The MO didn’t exactly match how Varney had described his attack—multiple assailants, a strange-shaped knife—but it was way the hell too close for Greta’s taste. “Unless whoever got Varney was a copycat,” she said. “Or maybe there isn’t just one Ripper. Maybe it’s a group of people running around stabbing unsuspecting citizens.”
“There was nothing on the news about the murders that mentioned weird-shaped wounds,” Ruthven said. “Although I suppose the police might be keeping that to themselves.”
The police had not apparently been able to do much of anything about the murders, and as one victim followed another with no end in sight the general confidence in Scotland Yard—never tremendously high—was plummeting. The entire city was both angry and frightened. Conspiracy theories abounded on the Internet, some less believable than others. This, however, was the first time Greta had heard anything about the Ripper branching out into supernatural victims. The garlic on the walls of Varney’s flat bothered her a great deal.

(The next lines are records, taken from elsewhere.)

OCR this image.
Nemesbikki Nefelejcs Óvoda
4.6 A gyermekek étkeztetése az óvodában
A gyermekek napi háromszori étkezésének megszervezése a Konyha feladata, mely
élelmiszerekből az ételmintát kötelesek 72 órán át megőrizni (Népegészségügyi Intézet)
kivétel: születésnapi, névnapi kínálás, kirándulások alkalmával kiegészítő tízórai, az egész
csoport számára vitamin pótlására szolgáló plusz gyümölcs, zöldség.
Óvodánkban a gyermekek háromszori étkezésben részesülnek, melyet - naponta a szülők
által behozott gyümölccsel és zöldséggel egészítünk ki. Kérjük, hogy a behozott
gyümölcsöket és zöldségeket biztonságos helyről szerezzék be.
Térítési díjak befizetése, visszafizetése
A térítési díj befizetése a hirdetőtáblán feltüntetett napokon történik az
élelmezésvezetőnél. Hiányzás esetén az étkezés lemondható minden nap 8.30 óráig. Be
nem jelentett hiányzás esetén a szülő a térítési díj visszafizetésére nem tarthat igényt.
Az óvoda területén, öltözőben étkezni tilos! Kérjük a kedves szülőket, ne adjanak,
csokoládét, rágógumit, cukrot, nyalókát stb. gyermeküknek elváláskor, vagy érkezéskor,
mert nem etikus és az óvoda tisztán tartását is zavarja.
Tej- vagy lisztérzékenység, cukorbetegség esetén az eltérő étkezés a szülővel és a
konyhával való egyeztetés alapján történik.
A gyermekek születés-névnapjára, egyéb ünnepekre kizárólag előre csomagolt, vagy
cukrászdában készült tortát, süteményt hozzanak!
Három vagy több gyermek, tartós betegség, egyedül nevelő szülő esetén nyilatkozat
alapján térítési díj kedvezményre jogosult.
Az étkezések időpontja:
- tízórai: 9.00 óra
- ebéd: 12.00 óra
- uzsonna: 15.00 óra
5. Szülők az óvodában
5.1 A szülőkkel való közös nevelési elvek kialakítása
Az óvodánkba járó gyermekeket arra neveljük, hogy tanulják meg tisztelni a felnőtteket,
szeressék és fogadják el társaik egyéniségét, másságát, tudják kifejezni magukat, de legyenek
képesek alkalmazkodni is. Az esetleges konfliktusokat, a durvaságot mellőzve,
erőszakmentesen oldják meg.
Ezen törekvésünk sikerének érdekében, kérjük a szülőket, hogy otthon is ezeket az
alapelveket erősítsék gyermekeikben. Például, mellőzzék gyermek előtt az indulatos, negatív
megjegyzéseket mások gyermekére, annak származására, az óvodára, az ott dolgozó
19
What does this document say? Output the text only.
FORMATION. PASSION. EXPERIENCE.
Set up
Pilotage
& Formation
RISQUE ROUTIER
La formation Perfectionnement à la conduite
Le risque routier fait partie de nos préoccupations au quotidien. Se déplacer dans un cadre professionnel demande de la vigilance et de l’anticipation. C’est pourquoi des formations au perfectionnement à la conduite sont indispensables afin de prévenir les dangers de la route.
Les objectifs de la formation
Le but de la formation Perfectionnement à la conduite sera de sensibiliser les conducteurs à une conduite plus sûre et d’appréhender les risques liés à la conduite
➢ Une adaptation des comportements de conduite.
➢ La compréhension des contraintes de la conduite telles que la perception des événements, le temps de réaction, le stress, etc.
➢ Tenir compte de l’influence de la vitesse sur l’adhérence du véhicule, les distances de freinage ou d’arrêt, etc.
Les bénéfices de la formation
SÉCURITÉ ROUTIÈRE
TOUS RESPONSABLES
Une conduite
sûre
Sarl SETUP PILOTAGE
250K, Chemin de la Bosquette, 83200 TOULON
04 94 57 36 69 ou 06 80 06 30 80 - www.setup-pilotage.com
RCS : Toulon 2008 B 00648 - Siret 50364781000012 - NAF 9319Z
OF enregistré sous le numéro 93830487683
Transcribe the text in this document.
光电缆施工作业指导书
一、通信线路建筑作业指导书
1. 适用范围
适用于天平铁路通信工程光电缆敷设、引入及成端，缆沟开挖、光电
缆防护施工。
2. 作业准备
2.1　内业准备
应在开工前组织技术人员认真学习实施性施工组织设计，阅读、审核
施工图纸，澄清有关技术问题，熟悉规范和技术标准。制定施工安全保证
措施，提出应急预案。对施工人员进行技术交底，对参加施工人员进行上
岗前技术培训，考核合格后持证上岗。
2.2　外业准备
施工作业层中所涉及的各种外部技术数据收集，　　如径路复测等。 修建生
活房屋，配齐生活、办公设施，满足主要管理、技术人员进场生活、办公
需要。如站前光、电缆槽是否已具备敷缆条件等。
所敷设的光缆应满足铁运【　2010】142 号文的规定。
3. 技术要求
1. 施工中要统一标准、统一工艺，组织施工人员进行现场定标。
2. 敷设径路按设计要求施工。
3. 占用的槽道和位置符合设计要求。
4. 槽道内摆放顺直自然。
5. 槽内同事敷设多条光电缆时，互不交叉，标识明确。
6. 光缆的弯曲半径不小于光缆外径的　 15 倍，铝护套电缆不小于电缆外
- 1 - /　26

Varney shifted a little, with a faint moan, and Greta returned her attention to her patient. There was visible improvement; his vitals were stabilizing, much more satisfactory than they had been before the extraction.
“He’s beginning to come around,” she said. “We should get him into a proper bed, but I think he’s over the worst of this.”
Ruthven didn’t reply at once, and she looked over to see him tapping his fingers on the arm of his chair with a thoughtful expression. “What?” she asked.
“Nothing. Well, maybe nothing. I think I’ll call Cranswell at the Museum, see if he can look a few things up for me. I will, however, wait until the morning is a little further advanced, because I am a kind man.”
“What time is it?” Greta asked, stripping off her gloves.
“Getting on for six, I’m afraid.”
“Jesus. I need to call in—there’s no way I’m going to be able to do clinic hours today. Hopefully Anna or Nadezhda can take an extra shift if I do a bit of groveling.”
“I have faith in your ability to grovel convincingly,” Ruthven said. “Shall I go and make some more coffee?”
“Yes,” she said. Both of them knew this wasn’t over. “Yes, do precisely that thing, and you will earn my everlasting fealty.”
“I earned your everlasting fealty last time I drove you to the airport,” Ruthven said. “Or was it when I made you tiramisu a few weeks ago? I can’t keep track.”
He smiled, despite the line of worry still between his eyebrows, and Greta found herself smiling wearily in return.